Homily, 22nd Sunday in Ordinary Time, Deacon Blaine Barclay

The common theme for today’s readings is the temptation to flee from suffering. Making sense out of suffering, unpacking the meaning of suffering, and especially the suffering of our loved ones, is one of life’s most difficult struggles. Sometimes, there is no making sense of it, it remains one of life’s bottomless experiences. It has a built-in opacity, there can be no explaining it away. And yet suffering is inescapable, to be born is to suffer. So perhaps it has something to teach us. We look to our readings for a clue.

 

I love the opening line from the Prophet Jeremiah today. It provides the context for all of our struggles. “O Lord, you have enticed me, and I was enticed”. The Jerusalem Bible says, ‘‘you have seduced me, and I was seduced; you have overpowered me, and you have prevailed”. There is a certain way that God’s self-communication in grace is irresistible. Such is God’s Beauty and attraction, the delight of the invitation into intimacy with the Lord.

 

But the call to speak the prophetic word has a consequent cost.

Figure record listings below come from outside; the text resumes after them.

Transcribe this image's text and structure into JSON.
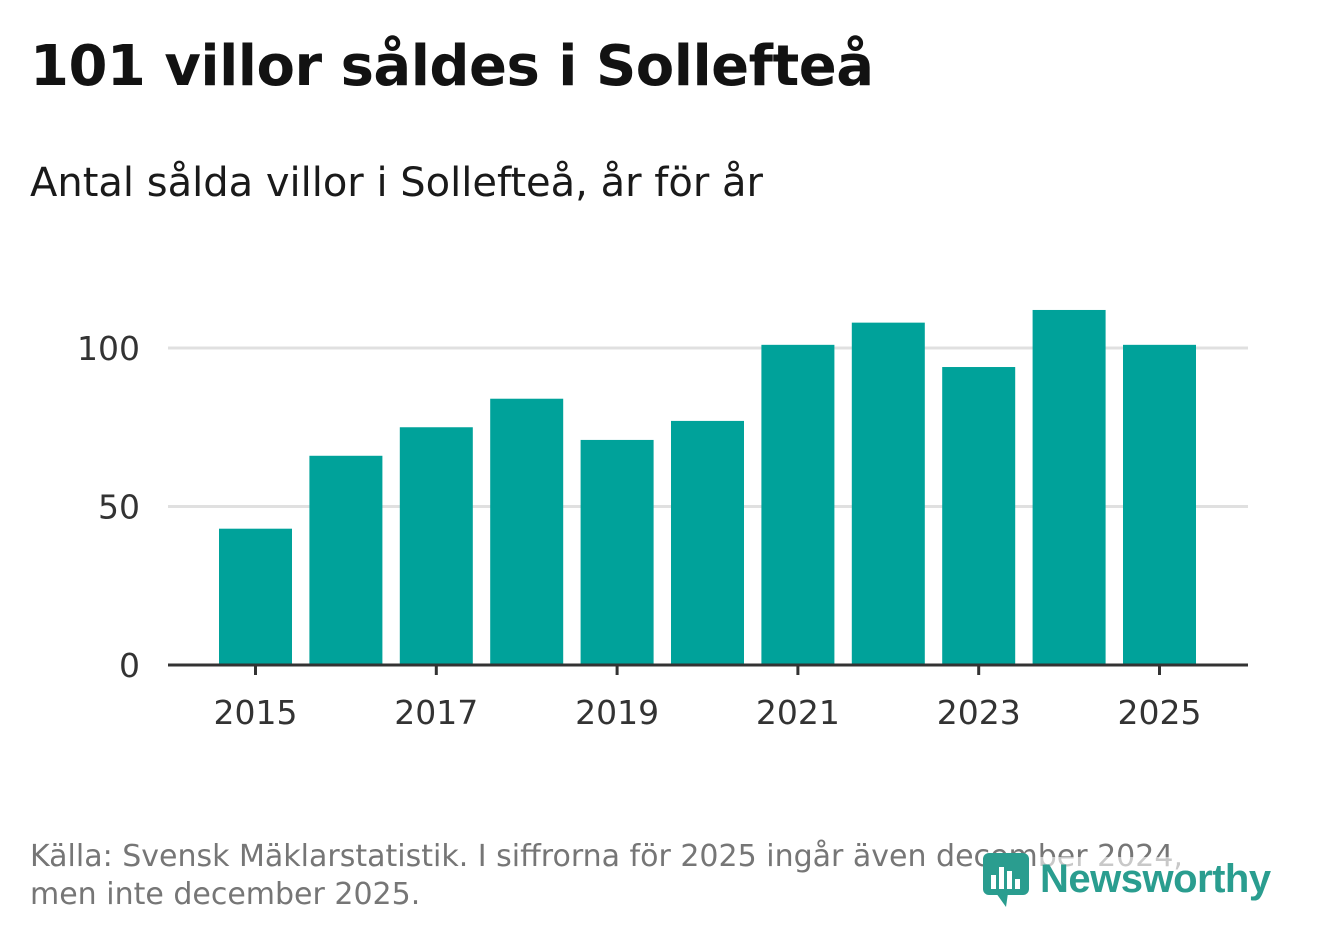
{
  "header": {
    "title": "101 villor såldes i Sollefteå",
    "subtitle": "Antal sålda villor i Sollefteå, år för år"
  },
  "chart_data": {
    "type": "bar",
    "title": "101 villor såldes i Sollefteå",
    "subtitle": "Antal sålda villor i Sollefteå, år för år",
    "categories": [
      "2015",
      "2016",
      "2017",
      "2018",
      "2019",
      "2020",
      "2021",
      "2022",
      "2023",
      "2024",
      "2025"
    ],
    "values": [
      43,
      66,
      75,
      84,
      71,
      77,
      101,
      108,
      94,
      112,
      101
    ],
    "xlabel": "",
    "ylabel": "",
    "ylim": [
      0,
      120
    ],
    "yticks": [
      0,
      50,
      100
    ],
    "xtick_labels": [
      "2015",
      "2017",
      "2019",
      "2021",
      "2023",
      "2025"
    ],
    "grid": true,
    "legend": "none"
  },
  "colors": {
    "bar": "#00a29a",
    "grid": "#e0e0e0",
    "axis": "#333333",
    "brand": "#2a9d8f"
  },
  "footer": {
    "source_line1": "Källa: Svensk Mäklarstatistik. I siffrorna för 2025 ingår även december 2024,",
    "source_line2": "men inte december 2025."
  },
  "logo": {
    "text": "Newsworthy",
    "icon": "bar-chart-speech-bubble-icon"
  }
}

Jeremiah has become a ‘laughingstock’, ‘everyone mocks’ him because he is not afraid to speak the word of God.  In an attempt to escape this suffering he decides to keep his mouth shut. “I will not mention him, or speak anymore in his name”, he says. This Word that burns like a fire in his heart, like a fire in his belly, smouldering in his bones”. But there is so much infidelity and injustice in the land, the suffering of others cries out, and he cannot keep his mouth shut. “I am weary with holding it in, and I cannot”. So, he says yes to the suffering that comes with speaking the word of God.

 

In the Gospel we have something similar. Jesus lays out the cost of his mission, his suffering, death, the cross. Peter wants to leap right over these to the victory, the Resurrection. He is not yet able to see the connection between the Cross and the empty Tomb. Peter is only able to see suffering as a stumbling block. Something to trip over on the way to victory. Peter’s refusal of the cross is however, the stumbling block for Jesus and us.

 

And the cure, “If anyone wants to become my follower, let him deny himself and take up his cross and follow me”.  You gotta lose yourself in order to find yourself. Try to save yourself and you will lose yourself. Here again is Jesus’ upside-down kingdom. His reversal of the values of this world.

 

We live in a culture that seeks to avoid suffering at all cost. From avoidance entertainment, distractions, to pain killers, from Doctor assisted Suicide, to an overly anxious fear of CoVid. It is not that should seek out suffering. It is a good thing to feel, and to seek to heal, the pain of the world. But if suffering comes our way, let us embrace the cross. God will provide a way for us to grow with what life sends us. If we unite our suffering with the cross of Christ, our suffering can also be redemptive. Let it be so.